This Sunday is Mother’s Day.
We all know that Mother’s Day might not be applicable to the woman who gave birth to you, but to any woman (or even man) who provided a maternal emotional connection in your life, Mother’s Day is a nice opportunity to acknowledge them and the influence and support they’ve provided in your life.
And while cards, flowers, brunch, candles, and perfumes are nice, here are some of our suggestions.
Word to your mother.
The Punk Mom Pick-Me-Up Set: CBGB Mug and Wake the [email protected] Up!!! Coffee
Momma may be all about her offspring these days but that doesn’t mean she’s completely given up The Offspring or any other Punk Rock bands, so show her some serious hardcore love via some super heavy caffeinated coffee that she can sip out of a supremely righteous CBGB’s mug.
‘Cause let’s face it, if the woman who birthed you likes a band called The Slits, then there’s high hope for you turning out okay.
My mom has never sung the correct lyrics to any song EVER and frankly that’s perfectly fine by me. After-all what would you rather hear, the original lyrics to Robert Palmer’s Addicted to Love or the following…Might As Well Face It, You’re A Dick With A Glove?
Yeah, I thought so.
Embrace Mom’s constant battle with song lyrics by grabbing her a Mistaken Lyrics tumbler (or two) and pairing it with a nice six-pack of beer. Who knows, she might even grace you with a cover of Eddie Money’s Two Chickens To Paralyze.
Summer’s coming and with that means long hot days outside.
For your mom those days remind her of all the times she didn’t have you screwing up her Me-Time and was instead spent laying out on a beach towel listening to the local top-40.
So be a good child and give her a gift of those long ago days with this portable radio that will either pump out the Golden Oldies like Depeche Mode and Nirvana from the airwaves or will act as a speaker for her her own iPod/Phone (which probably feature a few Depeche Mode and Nirvana songs).
Then, oh I don’t know, maybe leave her alone for more than two minutes and let her enjoy the gift.
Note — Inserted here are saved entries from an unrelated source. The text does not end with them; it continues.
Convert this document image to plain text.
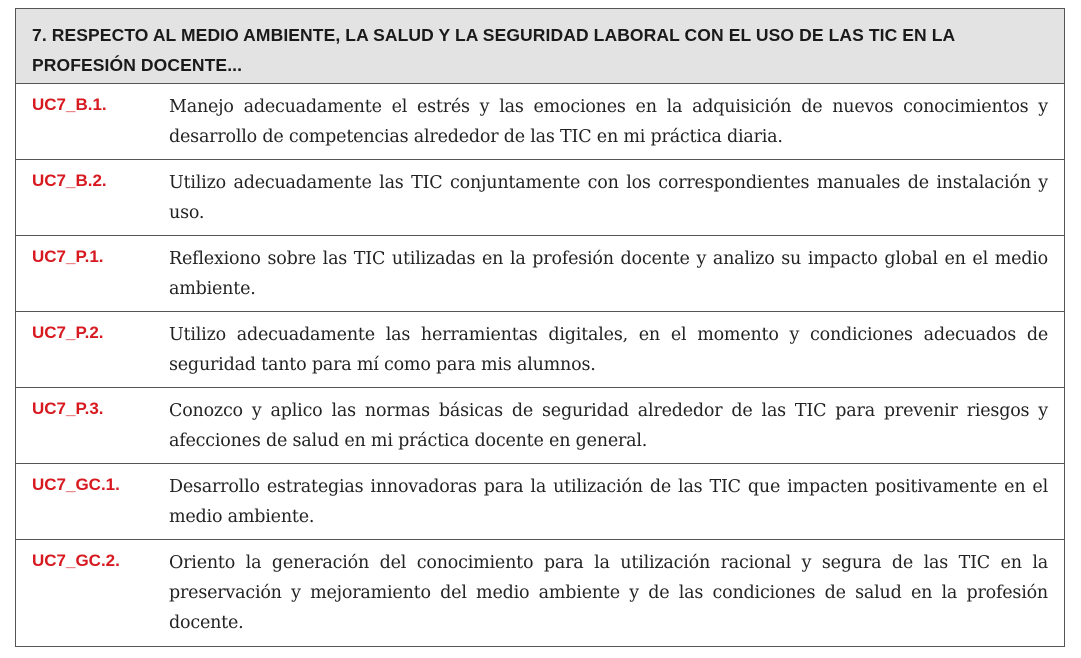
7. RESPECTO AL MEDIO AMBIENTE, LA SALUD Y LA SEGURIDAD LABORAL CON EL USO DE LAS TIC EN LA PROFESIÓN DOCENTE...
UC7_B.1.	Manejo adecuadamente el estrés y las emociones en la adquisición de nuevos conocimientos y desarrollo de competencias alrededor de las TIC en mi práctica diaria.
UC7_B.2.	Utilizo adecuadamente las TIC conjuntamente con los correspondientes manuales de instalación y uso.
UC7_P.1.	Reflexiono sobre las TIC utilizadas en la profesión docente y analizo su impacto global en el medio ambiente.
UC7_P.2.	Utilizo adecuadamente las herramientas digitales, en el momento y condiciones adecuados de seguridad tanto para mí como para mis alumnos.
UC7_P.3.	Conozco y aplico las normas básicas de seguridad alrededor de las TIC para prevenir riesgos y afecciones de salud en mi práctica docente en general.
UC7_GC.1.	Desarrollo estrategias innovadoras para la utilización de las TIC que impacten positivamente en el medio ambiente.
UC7_GC.2.	Oriento la generación del conocimiento para la utilización racional y segura de las TIC en la preservación y mejoramiento del medio ambiente y de las condiciones de salud en la profesión docente.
For the mother who loves Once Upon a Time and is still enamored by folklore and fantasy comes the first volume of writer Bill Willingham’s Fairy Tale Noir, Fables.
When a savage creature known only as the Adversary conquered the fabled lands of legends and fairy tales, all of the infamous inhabitants of folklore were forced into exile. Disguised among the normal citizens of modern-day New York, these magical characters created their own secret society-within an exclusive luxury apartment building on Manhattan’s Upper West Side-called Fabletown. But when Snow White’s party-girl sister, Rose Red, is apparently murdered, it is up to Bigby, Fabletown’s sheriff, and a reformed and pardoned Big Bad Wolf, to determine if the culprit is Bluebeard, Rose’s ex-lover and notorious wife killer, or Jack, her current live-in boyfriend and former beanstalk-climber.
Your mom has already finished Downton Abbey and is already watching Scandal and The Good Wife; what’s the next series for her to tackle?
The answer can be found in PBS’ recently completed series, now available on DVD & Blu-ray, Mr. Selfridge, starring Jeremy Piven in a role a world away from his portrayal of Ari Gold on HBO’s Entourage.
In this series, Piven plays flamboyant entrepreneur and showman Harry Gordon Selfridge, who after transforming Chicago’s Marshall Field’s into a modern department store, moves to London to open one of the finest department stores the world has ever seen: Selfridges. The series follows Selfridge, and his personal life and those of his employees as he jettisons fusty British tradition and turn the store into a the ultimate shopping experience.
Lin-Manuel Miranda’s groundbreaking musical Hamilton is as revolutionary as its subject, the poor kid from the Caribbean who fought the British, defended the Constitution, and helped to found the United States. Fusing hip-hop, pop, R&B, and the best traditions of theater, this once-in-a-generation show broadens the sound of Broadway, reveals the storytelling power of rap, and claims our country’s origins for a diverse new generation.
Hamilton: The Revolution gives readers an unprecedented view of both revolutions, from the only two writers able to provide it. Miranda, along with Jeremy McCarter, a cultural critic and theater artist who was involved in the project from its earliest stages–“since before this was even a show,” according to Miranda–traces its development from an improbable performance at the White House to its landmark opening night on Broadway six years later. In addition, Miranda has written more than 200 funny, revealing footnotes for his award-winning libretto, the full text of which is published here.
Their account features photos by the renowned Frank Ockenfels and veteran Broadway photographer, Joan Marcus; exclusive looks at notebooks and emails; interviews with Questlove, Stephen Sondheim, leading political commentators, and more than 50 people involved with the production; and multiple appearances by President Obama himself. The book does more than tell the surprising story of how a Broadway musical became a national phenomenon: It demonstrates that America has always been renewed by the brash upstarts and brilliant outsiders, the men and women who don’t throw away their shot.